My daughters, in public school, are subjected daily to the excesses of the inane food culture that defines itself as ‘American’. Hell, let’s just call it ‘white’ American… although, other ethnicities are absorbing it now too…

Food bullying is a daily, weekly occurrence.

I have to deal with a weepy teen and pre-teen on a regular basis. It never fails that some kid waved a national food chain pizza slice in their face, or teased them because their hummus looked like ‘poop’.

In my usual mode… I am just thankful that my girls will tell me when other kids are being complete %#*%#*s.

When that mode fails and I want to scream to the four corners… this is what I would say:

Please, for the love of God and all that is good in this world… tell your kids to eat their vegetables. Tell them to not tease other kids for eating theirs… stop the merry-go-round.

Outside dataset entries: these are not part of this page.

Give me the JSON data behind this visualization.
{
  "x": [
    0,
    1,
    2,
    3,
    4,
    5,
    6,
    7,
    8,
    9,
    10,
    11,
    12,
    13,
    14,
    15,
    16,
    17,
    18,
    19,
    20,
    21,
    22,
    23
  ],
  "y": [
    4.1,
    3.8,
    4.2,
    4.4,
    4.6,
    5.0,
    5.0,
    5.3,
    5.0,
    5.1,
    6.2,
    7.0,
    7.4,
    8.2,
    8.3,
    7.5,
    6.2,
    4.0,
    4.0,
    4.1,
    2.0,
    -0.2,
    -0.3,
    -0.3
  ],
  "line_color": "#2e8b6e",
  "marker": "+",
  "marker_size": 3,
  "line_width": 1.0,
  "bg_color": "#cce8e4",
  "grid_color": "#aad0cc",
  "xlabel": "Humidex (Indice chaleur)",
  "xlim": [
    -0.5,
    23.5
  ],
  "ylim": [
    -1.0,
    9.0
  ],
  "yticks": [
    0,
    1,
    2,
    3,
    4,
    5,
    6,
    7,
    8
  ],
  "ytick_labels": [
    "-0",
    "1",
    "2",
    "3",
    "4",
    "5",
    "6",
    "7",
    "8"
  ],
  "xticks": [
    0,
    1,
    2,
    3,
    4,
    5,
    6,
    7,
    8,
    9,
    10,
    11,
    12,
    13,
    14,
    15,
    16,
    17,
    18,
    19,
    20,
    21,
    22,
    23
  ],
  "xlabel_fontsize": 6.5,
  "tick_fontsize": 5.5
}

What would you do if you were told that stopping your kids from eating cupcakes and pizza would help them live past the age of 28?

If you want to put it in perspective… for those that don’t have children with any diet related genetic predispositions; do you want your kids to live past the age of 60?

I will leave you to ponder the options.

For now… I have to plan out next week’s meals. Because I have already made my decision.

[1] Yes. I am a little upset right now. Apologies later. For now… deal.

[2] If you want to know why… please, by all means, exceed 40. But learn from it. Going over 40 reduces vitamin absorption to dangerous levels and has other… um… undesirous consequences. (Drink plenty of water that day.)